A referida Lei nº 122/2015 alterou igualmente o art. 989º do CPC, cujo nº 1 passou a ter a seguinte redacção:
“Quando surja a necessidade de se providenciar sobre alimentos a filhos maiores ou emancipados, nos termos dos artigos 1880º e 1905º do Còdigo Civil, segue-se, com as necessárias adaptações, o regime previsto para os menores”.

Quanto ao nº 3 do mesmo preceito tem a seguinte redacção:
“O progenitor que assume a título principal o encargo de pagar as despesas dos filhos maiores que não podem sustentar-se a si mesmos pode exigir ao outro progenitor o pagamento de uma contribuição para o sustento e educação dos filhos, nos termos dos números anteriores”.

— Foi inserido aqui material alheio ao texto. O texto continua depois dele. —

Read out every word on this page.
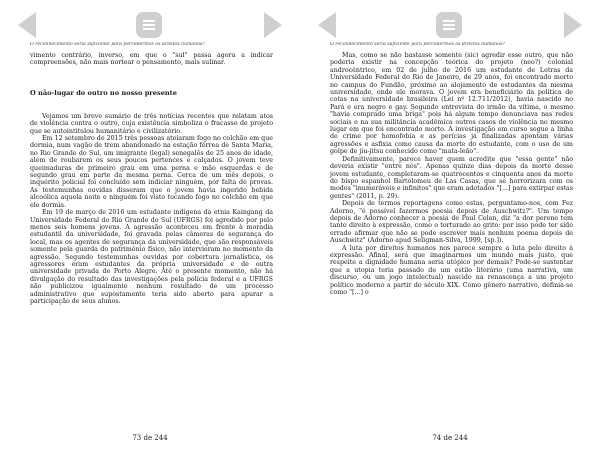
O reconhecimento seria suficiente para percebermos os direitos humanos?

vimento contrário, inverso, em que o "sul" passa agora a indicar compreensões, não mais nortear o pensamento, mais sulinar.

O não-lugar do outro no nosso presente

Vejamos um breve sumário de três notícias recentes que relatam atos de violência contra o outro, cuja existência simboliza o fracasso de projeto que se autointitulou humanitário e civilizatório.

Em 12 setembro de 2015 três pessoas ateiaram fogo no colchão em que dormia, num vagão de trem abandonado na estação férrea de Santa Maria, no Rio Grande do Sul, um imigrante (legal) senegalês de 25 anos de idade, além de roubarem os seus poucos pertences e calçados. O jovem teve queimaduras de primeiro grau em uma perna e mão esquerdas e de segundo grau em parte da mesma perna. Cerca de um mês depois, o inquérito policial foi concluído sem indiciar ninguém, por falta de provas. As testemunhas ouvidas disseram que o jovem havia ingerido bebida alcoólica aquela noite e ninguém foi visto tocando fogo no colchão em que ele dormia.

Em 19 de março de 2016 um estudante indígena da etnia Kaingang da Universidade Federal do Rio Grande do Sul (UFRGS) foi agredido por pelo menos seis homens jovens. A agressão aconteceu em frente à moradia estudantil da universidade, foi gravada pelas câmeras de segurança do local, mas os agentes de segurança da universidade, que são responsáveis somente pela guarda do patrimônio físico, não intervieram no momento da agressão. Segundo testemunhas ouvidas por cobertura jornalística, os agressores eram estudantes da própria universidade e de outra universidade privada de Porto Alegre. Até o presente momento, não há divulgação do resultado das investigações pela polícia federal e a UFRGS não publicizou igualmente nenhum resultado de um processo administrativo que supostamente teria sido aberto para apurar a participação de seus alunos.

73 de 244
O reconhecimento seria suficiente para percebermos os direitos humanos?

Mas, como se não bastasse somente (sic) agredir esse outro, que não poderia existir na concepção teórica do projeto (neo?) colonial androcêntrico, em 02 de julho de 2016 um estudante de Letras da Universidade Federal do Rio de Janeiro, de 29 anos, foi encontrado morto no campus do Fundão, próximo ao alojamento de estudantes da mesma universidade, onde ele morava. O jovem era beneficiário da política de cotas na universidade brasileira (Lei nº 12.711/2012), havia nascido no Pará e era negro e gay. Segundo entrevista do irmão da vítima, o mesmo "havia comprado uma briga" pois há algum tempo denunciava nas redes sociais e na sua militância acadêmica outros casos de violência no mesmo lugar em que foi encontrado morto. A investigação em curso segue a linha de crime por homofobia e as perícias já finalizadas apontam várias agressões e asfixia como causa da morte do estudante, com o uso de um golpe de jiu-jitsu conhecido como "mata-leão".

Definitivamente, parece haver quem acredite que "essa gente" não deveria existir "entre nós". Apenas quinze dias depois da morte desse jovem estudante, completaram-se quatrocentos e cinquenta anos da morte do bispo espanhol Bartolomeu de Las Casas, que se horrorizara com os modos "inumeráveis e infinitos" que eram adotados "[...] para extirpar estas gentes" (2011, p. 29).

Depois de termos reportagens como estas, perguntamo-nos, com Fez Adorno, "é possível fazermos poesia depois de Auschwitz?". Um tempo depois de Adorno conhecer a poesia de Paul Celan, diz "a dor perene tem tanto direito à expressão, como o torturado ao grito: por isso pode ter sido errado afirmar que não se pode escrever mais nenhum poema depois de Auschwitz" (Adorno apud Seligman-Silva, 1999, [sp.]).

A luta por direitos humanos nos parece sempre a luta pelo direito à expressão. Afinal, será que imaginarmos um mundo mais justo, que respeite a dignidade humana seria utópico por demais? Pode-se sustentar que a utopia teria passado de um estilo literário (uma narrativa, um discurso, ou um jogo intelectual) nascido na renascença a um projeto político moderno a partir do século XIX. Como gênero narrativo, definia-se como "[...] o

74 de 244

A propósito das importantes alterações introduzidas pela Lei nº 122/2015, refira-se a pertinente análise de Gonçalo Oliveira Magalhães - “Julgar”, Março de 2018”:
“Sendo inequívoco que o titular do direito aos alimentos educacionais é o filho, à semelhança do que sucede durante a menoridade, as diversas situações analisadas suscitam dificuldades quanto à legitimidade do progenitor com quem aquele coabita, seja para prosseguir, no confronto com o outro progenitor, a acção destinada à fixação da pensão iniciado durante a menoridade, seja para, depois desta, intentar acção com a mesma finalidade ou recorrer aos procedimentos necessários à efectivação do direito anteriormente acertado.
O artigo 989º nº 3 do CPC, na redacção da Lei nº 122/2015 de 01/09, reconhece essa legitimidade quando se torne necessário providenciar judicialmente sobre alimentos aos filhos maiores que ainda não concluíram a sua formação profissional, o que pode ser dogmaticamente enquadrado na figura da legitimidade indirecta. Por identidade de razões, a legitimidade mantém-se quando se trate de prosseguir as acções intentadas durante a menoridade que devam prosseguir nos termos do art. 989º nº 2 (...)”.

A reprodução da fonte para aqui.